GABORONE, Botswana – Botswana will allow travellers who are fully vaccinated to enter the country without having to produce a negative Covid-19 PCR test starting Monday, the country’s health ministry said.
Health minister Edwin Dikoloti said all arrivals age 12 and older will be required to show proof that they had taken the Johnson & Johnson or both doses of a two-dose vaccine regimen when arriving at the country’s ports of entry.
Those who are not vaccinated will be required to present a negative PCR test taken within the last 72 hours. They will also be required to take a vaccine jab paid for by the government, Dikoloti said.
If one turns up without proof of vaccination, and without a negative Covid-19 test result, they will be required to take a PCR test at the port of entry “at their own cost, and where necessary quarantine at own cost while waiting for results.”
“If one has no proof of being fully vaccinated, is not willing to be vaccinated at the port of entry, has no 72-hour negative PCR test result and is not willing to be tested at own cost, they will not be allowed entry into Botswana if they are foreigners. If they are citizens, they will be liable to pay a fine of P5,000 or imprisonment not exceeding one year or both,” said Dikoloti.

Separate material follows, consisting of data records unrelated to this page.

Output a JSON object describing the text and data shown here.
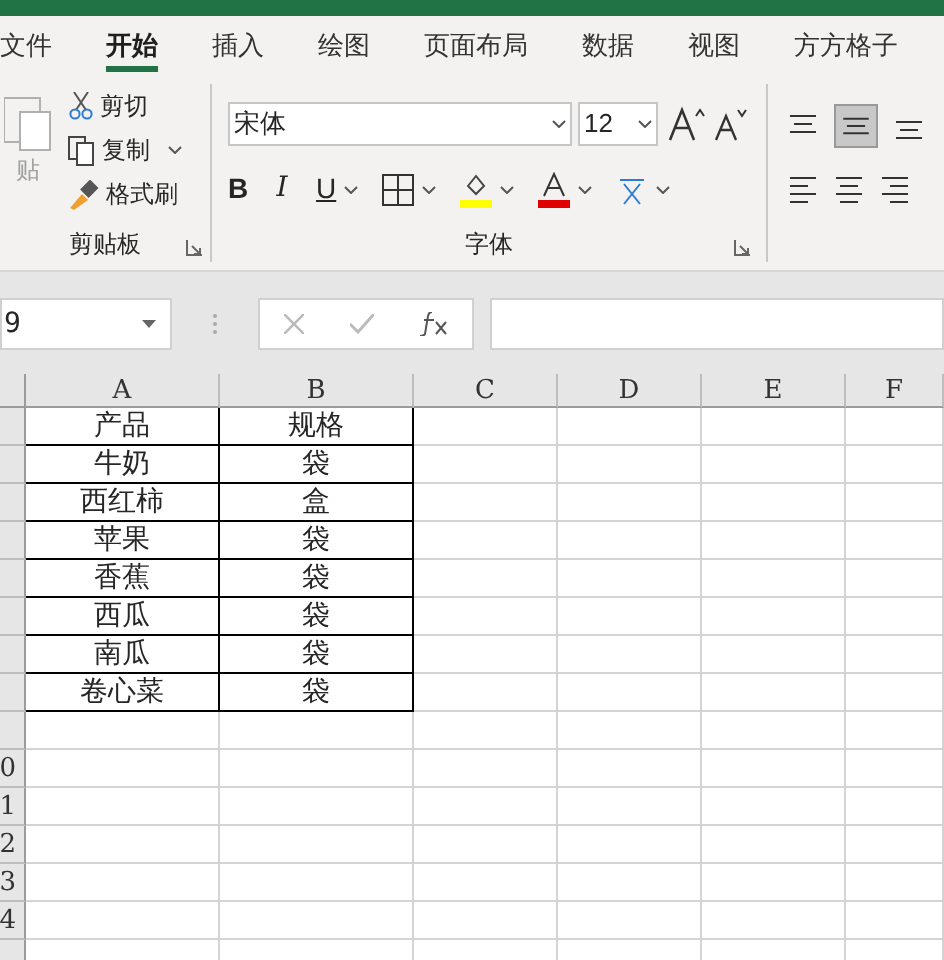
{
  "tabs": [
    {
      "label": "文件",
      "selected": false
    },
    {
      "label": "开始",
      "selected": true
    },
    {
      "label": "插入",
      "selected": false
    },
    {
      "label": "绘图",
      "selected": false
    },
    {
      "label": "页面布局",
      "selected": false
    },
    {
      "label": "数据",
      "selected": false
    },
    {
      "label": "视图",
      "selected": false
    },
    {
      "label": "方方格子",
      "selected": false
    }
  ],
  "clipboard": {
    "paste": "贴",
    "cut": "剪切",
    "copy": "复制",
    "format_painter": "格式刷",
    "label": "剪贴板"
  },
  "font": {
    "name": "宋体",
    "size": "12",
    "bold": "B",
    "italic": "I",
    "underline": "U",
    "label": "字体"
  },
  "formula_bar": {
    "name_box": "9"
  },
  "sheet": {
    "columns": [
      "A",
      "B",
      "C",
      "D",
      "E",
      "F"
    ],
    "rows": [
      {
        "cells": [
          "产品",
          "规格"
        ]
      },
      {
        "cells": [
          "牛奶",
          "袋"
        ]
      },
      {
        "cells": [
          "西红柿",
          "盒"
        ]
      },
      {
        "cells": [
          "苹果",
          "袋"
        ]
      },
      {
        "cells": [
          "香蕉",
          "袋"
        ]
      },
      {
        "cells": [
          "西瓜",
          "袋"
        ]
      },
      {
        "cells": [
          "南瓜",
          "袋"
        ]
      },
      {
        "cells": [
          "卷心菜",
          "袋"
        ]
      },
      {
        "cells": []
      },
      {
        "header": "0",
        "cells": []
      },
      {
        "header": "1",
        "cells": []
      },
      {
        "header": "2",
        "cells": []
      },
      {
        "header": "3",
        "cells": []
      },
      {
        "header": "4",
        "cells": []
      },
      {
        "cells": []
      }
    ]
  }
}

Botswana, a country of 2.4 million people, has nearly three million vaccine doses in stock, according to Dikoloti.
Pamela Smith-Lawrence, the director of health services said booster shots were currently not required for one to be considered fully vaccinated, but said this could change in the near future.
Truck drivers are among those who welcomed the decision to waive PCR testing requirements for the fully vaccinated.
“We do frequent PRC tests, and some of us travel in and out of Botswana every other day,” trucker Kealeboga Motsumi, who frequently travels to South Africa, said.
“We are fully vaccinated so it makes sense that the government says we should not do PCR tests. That is welcome.”
Botswana is one of Africa’s most vaccinated countries, with at least 73 percent of adults fully inoculated against Covid-19.